De la jungle birmane, aucun salut à attendre : une fois atterri dans l’enfer vert, rejoindre à tout pris la  « Ville blanche », camps des alliés, furoncle nauséabond en territoire ennemi encerclé de barbelés où pourrissent les corps de milliers de japonais abattus au cours d’offensives kamikazes. La couleur blanche ? Les toiles des parachutes, unique moyen de ravitaillement, qui recouvrent le champ de bataille et les alentours. Parmi les hurlements des obus que se lancent et relancent les ennemis, les cris sauvages et résignés des japonais qui s’acharnent désespérément chaque nuit, les odeurs méphitiques de la Mort se repaissent des cadavres en décomposition.

« Pendant les semaines précédentes, tandis que les attaques japonaises étaient devenues un simple désagrément nocturne quotidien, la forteresse avait pris l’allure d’un purgatoire habité par la mort et la maladie. L’odeur dans l’enceinte et à ses abords était devenue abominable. (…) Les effluves n’émanaient pas seulement des hommes qui avaient cessé de se laver depuis que la Rivière Boueuse était devenue une morgue flottante ; ils n’émanaient pas seulement des mules mortes dispersées dans tout le périmètre (…) Ils émanaient avant tout, sous une forme âcre et tenace, des corps en décomposition de près de deux mille Japonais accrochés en une infinie variété de contorsions morbides aux barbelés qui entouraient la forteresse (…) Dix mille charognards fondaient sur les barbelés chaque matin et ne repartaient qu’à contrecœur, quand les premiers seaux à charbon (obus japonais) arrivaient et qu’ils savaient que les hommes allaient se lancer une fois de plus dans cet étrange rituel, qui ne manquait jamais de remplir leur garde-manger consommé avec avidité (…) Avec les oiseaux arrivèrent les mouches. Il y en avait des millions qui vrombissaient partout dans la forteresse, plaie pire qu’un nuage de sauterelles », pp. 255 et 256

A l’enfer des assauts monstrueux succèdent les décomptes des cadavres, vieux compagnons d’infortune, alors que la paranoïa et la folie assaillent les survivants : les arbres se font kidnappeurs, son ombre, un ennemie à abattre, les lucioles, un nuage incendiaire démoniaque.
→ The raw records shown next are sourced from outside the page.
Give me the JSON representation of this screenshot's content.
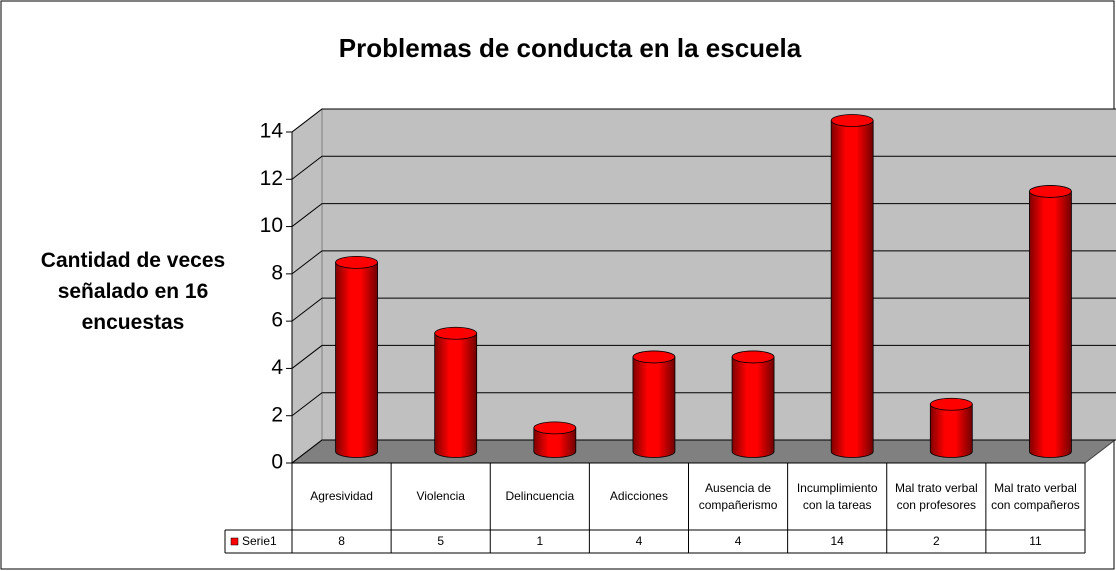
{
  "chart_data": {
    "type": "bar",
    "title": "Problemas de conducta en la escuela",
    "y_label": "Cantidad de veces señalado en 16 encuestas",
    "categories": [
      "Agresividad",
      "Violencia",
      "Delincuencia",
      "Adicciones",
      "Ausencia de compañerismo",
      "Incumplimiento con la tareas",
      "Mal trato verbal con profesores",
      "Mal trato verbal con compañeros"
    ],
    "series": [
      {
        "name": "Serie1",
        "color": "#ff0000",
        "values": [
          8,
          5,
          1,
          4,
          4,
          14,
          2,
          11
        ]
      }
    ],
    "ylim": [
      0,
      14
    ],
    "yticks": [
      0,
      2,
      4,
      6,
      8,
      10,
      12,
      14
    ],
    "grid": true
  }
}
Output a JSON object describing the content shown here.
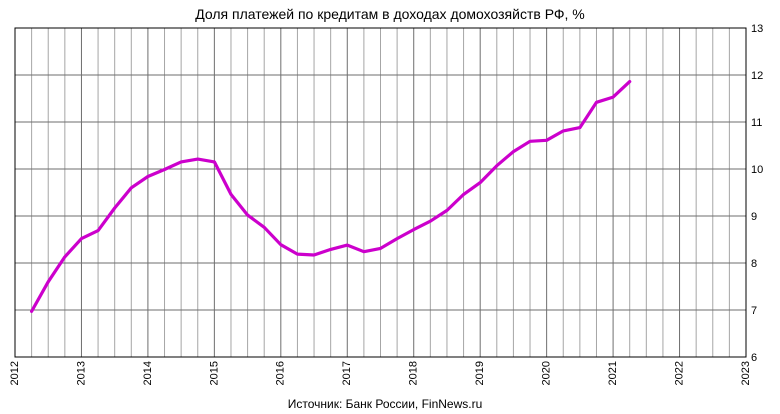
{
  "chart_data": {
    "type": "line",
    "title": "Доля платежей по кредитам в доходах домохозяйств РФ, %",
    "source": "Источник: Банк России, FinNews.ru",
    "xlabel": "",
    "ylabel": "",
    "x_ticks": [
      "2012",
      "2013",
      "2014",
      "2015",
      "2016",
      "2017",
      "2018",
      "2019",
      "2020",
      "2021",
      "2022",
      "2023"
    ],
    "y_ticks": [
      "6",
      "7",
      "8",
      "9",
      "10",
      "11",
      "12",
      "13"
    ],
    "xlim": [
      2012,
      2023
    ],
    "ylim": [
      6,
      13
    ],
    "y_axis_position": "right",
    "grid": true,
    "minor_x_grid_per_year": 4,
    "series": [
      {
        "color": "#cc00cc",
        "points": [
          [
            2012.25,
            6.97
          ],
          [
            2012.5,
            7.6
          ],
          [
            2012.75,
            8.13
          ],
          [
            2013.0,
            8.52
          ],
          [
            2013.25,
            8.69
          ],
          [
            2013.5,
            9.17
          ],
          [
            2013.75,
            9.6
          ],
          [
            2014.0,
            9.84
          ],
          [
            2014.25,
            9.99
          ],
          [
            2014.5,
            10.15
          ],
          [
            2014.75,
            10.21
          ],
          [
            2015.0,
            10.15
          ],
          [
            2015.25,
            9.46
          ],
          [
            2015.5,
            9.02
          ],
          [
            2015.75,
            8.76
          ],
          [
            2016.0,
            8.39
          ],
          [
            2016.25,
            8.19
          ],
          [
            2016.5,
            8.17
          ],
          [
            2016.75,
            8.29
          ],
          [
            2017.0,
            8.38
          ],
          [
            2017.25,
            8.24
          ],
          [
            2017.5,
            8.31
          ],
          [
            2017.75,
            8.52
          ],
          [
            2018.0,
            8.71
          ],
          [
            2018.25,
            8.89
          ],
          [
            2018.5,
            9.12
          ],
          [
            2018.75,
            9.46
          ],
          [
            2019.0,
            9.71
          ],
          [
            2019.25,
            10.07
          ],
          [
            2019.5,
            10.37
          ],
          [
            2019.75,
            10.59
          ],
          [
            2020.0,
            10.61
          ],
          [
            2020.25,
            10.81
          ],
          [
            2020.5,
            10.88
          ],
          [
            2020.75,
            11.42
          ],
          [
            2021.0,
            11.53
          ],
          [
            2021.25,
            11.86
          ]
        ]
      }
    ]
  }
}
Si le rire subsiste dans la section pour cause de réflexions farfelues du jeune Banana, il se fait toutefois de plus en plus rare maintenant que ce dernier perd son innocence, que la folie martèle sa quête d’héroïsme, que les sangsues deviennent ses compagnes obsessionnelles.

Merci à Biyi Bandele pour son immense mérite à redonner vie à ces hommes venus de lointains cieux pour une cause qui peut-être leur échappait… Etait-t-elle vraiment la leur ? Atrocités, férocités, courage, bruits, silences, verbe hésitant, mains tremblantes, frayeurs, rires, blagues douteuses, le romancier réussit un tour de force remarquable. Le phraser se fait simple et lapidaire, miroir des émotions et instincts des combattants. L’anglais maladroit teinté de Haoussa et d’autres idiomes vernaculaires africains accentuent le réalisme. Le soldat Banana et ses compères sont tout proches. La drôle et triste histoire du soldat Banana est incontestablement un roman indispensable. Le lire c’est peut-être rendre hommage à tous ces sacrifiés.

« Des mules ? s’étrangla Ali comme s’il avait été piqué par une fourmi voyageuse. Savez-vous qui je suis ? Je suis le fils de Dawa, roi des sourciers dont le nez béni pouvait sentir l’eau à Sokoto alors qu’ils se trouvait à Saminaka. Je suis le fils de Hauwa, dont la mère était Talatu, dont la mère était Fatimatu, reine du gâteau moelleux kulikuli, dont le souvenir fait encore saliver les vieillards jusqu’à ce jour. Notre peuple dit que la distance est une maladie ; seul le voyage peut le guérir. Croyez-vous qu’Ali Banana, fils de Dawa, arrière-petit-fils de Fatima, a traversé la grande mer et voyagé aussi loin, le fusil à l’épaule, pour veiller sur des mules ? », pp. 52 et 54

biyibandele.jpgBiyi Bandele, La drôle et triste histoire du soldat Banana, 2007, éd. française Grasset, 2009, 272 p.